“How could you be so cruel?” she said to Frank. “Oh, Herbert, perhaps it’s not true. . . . What’s to be done, Dr. Hurrell? Can’t you save him somehow?”
She sank into a chair and sobbed. The boy placed his hand on her shoulder gently.
“Don’t cry, dear. In my heart of hearts I knew, but I tried not to believe it. After all, it can’t be helped. I shall just have to go through with it like everyone else.”
“It seems so hard and meaningless,” she groaned. “It can’t be true.”
Herbert looked at her without answering, as though her anguish were a curious thing which excited in him no emotion. In a little while, with a sigh, Bella rose to her feet and dried her eyes.

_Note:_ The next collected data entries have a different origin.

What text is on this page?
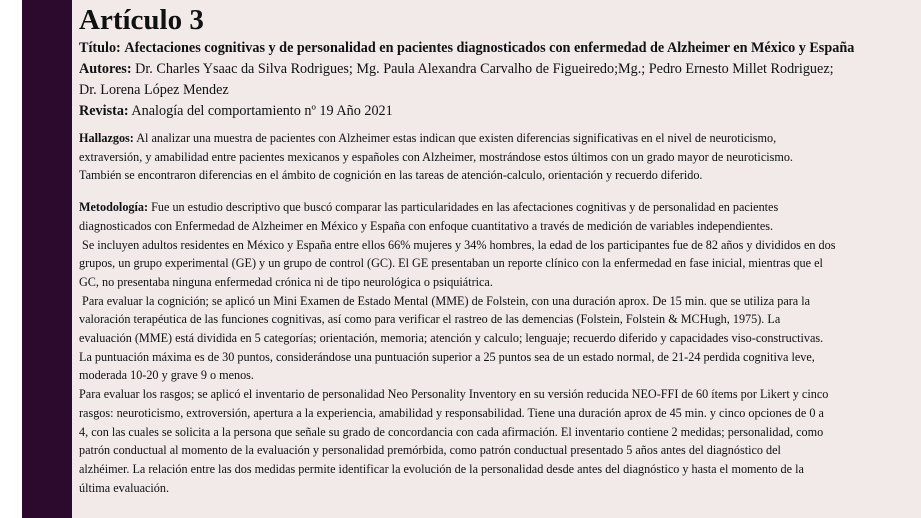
Artículo 3
Título: Afectaciones cognitivas y de personalidad en pacientes diagnosticados con enfermedad de Alzheimer en México y España
Autores: Dr. Charles Ysaac da Silva Rodrigues; Mg. Paula Alexandra Carvalho de Figueiredo;Mg.; Pedro Ernesto Millet Rodriguez;
Dr. Lorena López Mendez
Revista: Analogía del comportamiento nº 19 Año 2021
Hallazgos: Al analizar una muestra de pacientes con Alzheimer estas indican que existen diferencias significativas en el nivel de neuroticismo,
extraversión, y amabilidad entre pacientes mexicanos y españoles con Alzheimer, mostrándose estos últimos con un grado mayor de neuroticismo.
También se encontraron diferencias en el ámbito de cognición en las tareas de atención-calculo, orientación y recuerdo diferido.
Metodología: Fue un estudio descriptivo que buscó comparar las particularidades en las afectaciones cognitivas y de personalidad en pacientes
diagnosticados con Enfermedad de Alzheimer en México y España con enfoque cuantitativo a través de medición de variables independientes.
Se incluyen adultos residentes en México y España entre ellos 66% mujeres y 34% hombres, la edad de los participantes fue de 82 años y divididos en dos
grupos, un grupo experimental (GE) y un grupo de control (GC). El GE presentaban un reporte clínico con la enfermedad en fase inicial, mientras que el
GC, no presentaba ninguna enfermedad crónica ni de tipo neurológica o psiquiátrica.
Para evaluar la cognición; se aplicó un Mini Examen de Estado Mental (MME) de Folstein, con una duración aprox. De 15 min. que se utiliza para la
valoración terapéutica de las funciones cognitivas, así como para verificar el rastreo de las demencias (Folstein, Folstein & MCHugh, 1975). La
evaluación (MME) está dividida en 5 categorías; orientación, memoria; atención y calculo; lenguaje; recuerdo diferido y capacidades viso-constructivas.
La puntuación máxima es de 30 puntos, considerándose una puntuación superior a 25 puntos sea de un estado normal, de 21-24 perdida cognitiva leve,
moderada 10-20 y grave 9 o menos.
Para evaluar los rasgos; se aplicó el inventario de personalidad Neo Personality Inventory en su versión reducida NEO-FFI de 60 ítems por Likert y cinco
rasgos: neuroticismo, extroversión, apertura a la experiencia, amabilidad y responsabilidad. Tiene una duración aprox de 45 min. y cinco opciones de 0 a
4, con las cuales se solicita a la persona que señale su grado de concordancia con cada afirmación. El inventario contiene 2 medidas; personalidad, como
patrón conductual al momento de la evaluación y personalidad premórbida, como patrón conductual presentado 5 años antes del diagnóstico del
alzhéimer. La relación entre las dos medidas permite identificar la evolución de la personalidad desde antes del diagnóstico y hasta el momento de la
última evaluación.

“Come away, Herbert,” she said. “Let us go back to Mary.”
“D’you mind if I go by myself? I feel I can’t talk to anyone just now. I should like to be alone for a bit to think it out.”
“You must do as you choose, Herbert.”
“Good-bye, Dr. Hurrell, and thanks.”
With eager, pain-filled eyes Bella watched him go, and she, too, felt that something strange was in him, so that she dared not thwart his wish; when he spoke there was an inflexion in his voice which she had never heard before. But presently, with a great effort gathering herself together, she turned to Frank.